Era o casal mais idoso da
quadra. Beirando os setenta. Os demais moradores, famílias com filhos pequenos,
passavam a maior parte do dia sumidos. Os adultos no trabalho, e as crianças e
jovens estudando. Por isso frequentemente batiam à sua porta, quando uma jovem
mãe vinha recomendar um filhinho a seus cuidados, porque a empregada ainda não
chegara. Ou uma jovem procurava pela
chave da casa que deviam ter-lhe deixado ali. Coisas de vizinhos.
Dona Isaura servia a
todos de boa vontade, o mesmo não acontecendo com seu Aníbal que não gostava de
ser incomodado. Desde que sofrera aquele sequestro relâmpago, há anos, ele
ficara desconfiado de tudo e de todos. Aposentou-se e passava o inverno de
pijama e roupão. Era preciso a esposa
observar-lhe que já era hora de usar bermuda e camiseta quando começava o
calor. Aí ele se entretinha pelo pátio procurando formigueiros e matando
lesmas. Dona Isaura sorria satisfeita de vê-lo assim ocupado, em vez de só
andar de radinho de pilha colado ao ouvido, sofrendo com as desventuras do
Grêmio. Ela suspirava recordando o quanto ele fora alegre e brincalhão no tempo
em que viajava com sua caminhonete de entregas pelos municípios vizinhos. Por
onde passava ia fazendo amigos. E não negava caronas pelo caminho. Cuidado, ela
vivia dizendo. Até que o assaltaram, roubando a carga, o dinheiro e deixando-o
ferido e amarrado a uma árvore longe da estrada. Só dois dias depois foram
encontrá-lo em estado de choque. Alguma coisa morreu dentro dele. Ficou arredio
e desde então preferia ficar sempre em
de casa. Não saía nem para visitar os filhos. Assim, todo o serviço de rua
ficou para dona Isaura que teve de aprender a lidar com caixas eletrônicos,
cartões de crédito, compras e pagamentos. Na hora de aplicar as economias, ela
precisava informar-se do melhor sistema, entre CDBs, FRF, até descobrir o que
fosse isento do CPMF. Quando precisavam de algum conserto doméstico, ela é que
procurava o profissional. Chegou a organizar uma agenda com endereços por
serviços em ordem alfabética, dando graças a Deus que quase todos, marceneiros,
encanadores, eletricistas, jardineiros e até empregadas domésticas tinham
telefone celular.
Quando já ia saindo de
carro da garagem, dona Isaura ouviu seu Aníbal fazer uma encomenda: Me traz
veneno para formiga. Que tipo, cortadeiras ou aquelas que correm de um lado
para outro sem carregar nada? Aquelas são as dançarinas, diz ele. Vendo que
nada sobrara de suas lindas violetas, não foi preciso mais explicações. É para
as cortadeiras.
À tardinha ela foi aguar
as flores da frente. Marilda ia passando com sua graça juvenil. Oi, dona
Isaura. Tudo bem? Tudo bem, e o namoro continua firme? A menina chegou mais
perto e falou baixinho: Ainda não rolou nada, só em janeiro é que vamos
transar. Ainda aturdida com a novidade – agora marcam data pra isso? – a
senhora entrou em casa e esbarrou no marido que ouvira a conversa. Notou que
sorria. Nisso a campanhinha tocou, e ele desapareceu como um fantasma. Vizinha,
diz Rosélia, tenho vergonha, mas preciso de panela para uma feijoada. Meu novo
amor vai chegar e está de aniversário. E se não for pedir demais, pode me
emprestar este vaso com as flores? Que lindas! Vai ficar bonito sobre a mesa.

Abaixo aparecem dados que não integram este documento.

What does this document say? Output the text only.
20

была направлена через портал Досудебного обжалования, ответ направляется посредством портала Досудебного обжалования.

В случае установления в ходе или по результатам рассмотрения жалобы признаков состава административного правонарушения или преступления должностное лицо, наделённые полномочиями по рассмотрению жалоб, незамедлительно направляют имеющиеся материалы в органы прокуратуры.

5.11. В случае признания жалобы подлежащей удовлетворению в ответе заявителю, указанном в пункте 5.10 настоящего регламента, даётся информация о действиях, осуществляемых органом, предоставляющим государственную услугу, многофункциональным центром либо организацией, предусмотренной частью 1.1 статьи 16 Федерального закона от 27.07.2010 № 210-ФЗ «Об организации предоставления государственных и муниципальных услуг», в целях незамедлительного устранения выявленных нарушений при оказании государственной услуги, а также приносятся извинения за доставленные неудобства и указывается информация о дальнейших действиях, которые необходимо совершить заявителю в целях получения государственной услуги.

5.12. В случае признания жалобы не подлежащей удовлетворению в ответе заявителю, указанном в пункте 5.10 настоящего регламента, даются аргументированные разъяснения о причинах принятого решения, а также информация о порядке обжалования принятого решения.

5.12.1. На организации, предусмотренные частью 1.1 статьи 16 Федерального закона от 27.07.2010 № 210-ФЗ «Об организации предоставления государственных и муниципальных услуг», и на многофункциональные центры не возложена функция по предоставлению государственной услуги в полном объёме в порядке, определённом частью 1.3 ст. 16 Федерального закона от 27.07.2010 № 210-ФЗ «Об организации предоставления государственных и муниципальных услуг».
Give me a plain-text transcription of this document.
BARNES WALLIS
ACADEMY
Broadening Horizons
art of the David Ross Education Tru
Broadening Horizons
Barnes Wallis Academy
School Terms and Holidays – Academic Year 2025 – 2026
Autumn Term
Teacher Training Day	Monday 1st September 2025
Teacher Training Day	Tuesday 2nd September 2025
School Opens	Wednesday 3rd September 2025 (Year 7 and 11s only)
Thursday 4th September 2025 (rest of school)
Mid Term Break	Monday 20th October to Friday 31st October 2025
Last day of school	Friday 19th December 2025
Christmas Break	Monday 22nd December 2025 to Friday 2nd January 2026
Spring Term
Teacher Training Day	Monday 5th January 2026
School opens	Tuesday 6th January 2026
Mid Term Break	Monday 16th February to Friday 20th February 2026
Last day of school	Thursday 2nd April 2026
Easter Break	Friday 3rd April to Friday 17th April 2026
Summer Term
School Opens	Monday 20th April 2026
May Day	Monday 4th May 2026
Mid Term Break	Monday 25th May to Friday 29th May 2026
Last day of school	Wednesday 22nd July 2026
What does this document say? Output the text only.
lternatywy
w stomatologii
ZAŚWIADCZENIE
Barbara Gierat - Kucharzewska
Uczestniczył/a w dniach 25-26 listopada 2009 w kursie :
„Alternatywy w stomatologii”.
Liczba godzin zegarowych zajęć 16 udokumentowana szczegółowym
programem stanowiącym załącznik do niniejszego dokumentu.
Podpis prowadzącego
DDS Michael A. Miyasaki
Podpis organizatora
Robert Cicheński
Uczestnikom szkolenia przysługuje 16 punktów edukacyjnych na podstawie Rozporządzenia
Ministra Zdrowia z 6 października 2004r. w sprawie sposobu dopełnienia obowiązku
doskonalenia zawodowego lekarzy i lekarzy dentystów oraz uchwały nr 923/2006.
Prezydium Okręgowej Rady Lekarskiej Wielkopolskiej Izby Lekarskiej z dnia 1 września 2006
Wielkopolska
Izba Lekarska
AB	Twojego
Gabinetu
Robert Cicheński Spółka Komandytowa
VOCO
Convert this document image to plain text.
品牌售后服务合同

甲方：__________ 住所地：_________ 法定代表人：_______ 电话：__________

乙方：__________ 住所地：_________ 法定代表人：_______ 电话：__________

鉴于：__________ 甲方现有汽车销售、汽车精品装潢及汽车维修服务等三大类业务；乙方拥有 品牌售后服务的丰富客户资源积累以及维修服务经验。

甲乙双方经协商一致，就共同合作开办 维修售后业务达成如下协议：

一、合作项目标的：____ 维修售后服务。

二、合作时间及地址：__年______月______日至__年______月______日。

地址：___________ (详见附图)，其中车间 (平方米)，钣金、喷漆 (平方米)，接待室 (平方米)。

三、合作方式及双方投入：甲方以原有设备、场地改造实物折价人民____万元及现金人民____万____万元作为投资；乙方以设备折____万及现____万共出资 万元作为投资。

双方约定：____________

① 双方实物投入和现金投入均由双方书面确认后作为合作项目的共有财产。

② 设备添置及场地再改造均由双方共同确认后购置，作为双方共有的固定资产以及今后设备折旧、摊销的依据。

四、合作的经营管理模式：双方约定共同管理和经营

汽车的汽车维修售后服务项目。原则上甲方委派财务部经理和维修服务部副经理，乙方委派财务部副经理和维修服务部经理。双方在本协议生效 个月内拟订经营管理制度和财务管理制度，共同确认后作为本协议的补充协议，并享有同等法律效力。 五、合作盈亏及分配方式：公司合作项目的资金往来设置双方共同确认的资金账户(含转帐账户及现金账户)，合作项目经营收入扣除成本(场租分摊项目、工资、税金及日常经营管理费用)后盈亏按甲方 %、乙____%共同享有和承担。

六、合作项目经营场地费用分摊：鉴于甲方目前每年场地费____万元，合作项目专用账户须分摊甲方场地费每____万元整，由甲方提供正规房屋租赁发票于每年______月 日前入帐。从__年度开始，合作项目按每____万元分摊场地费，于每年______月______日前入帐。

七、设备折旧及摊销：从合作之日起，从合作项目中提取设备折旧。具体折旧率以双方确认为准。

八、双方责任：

Já pus candelabros com velas vermelhas. Que acha? Meus filhos foram lá para a
minha irmã. Hoje a noite é minha.
Dona Isaura depois
comentou com o marido: Ela troca de parceiros como se fosse de carro do ano.
Será que desta vez ela acerta? Seu Aníbal dirige-se aos formigueiros com o
veneno. Mas sobre o ombro ainda diz: Essa é das dançarinas.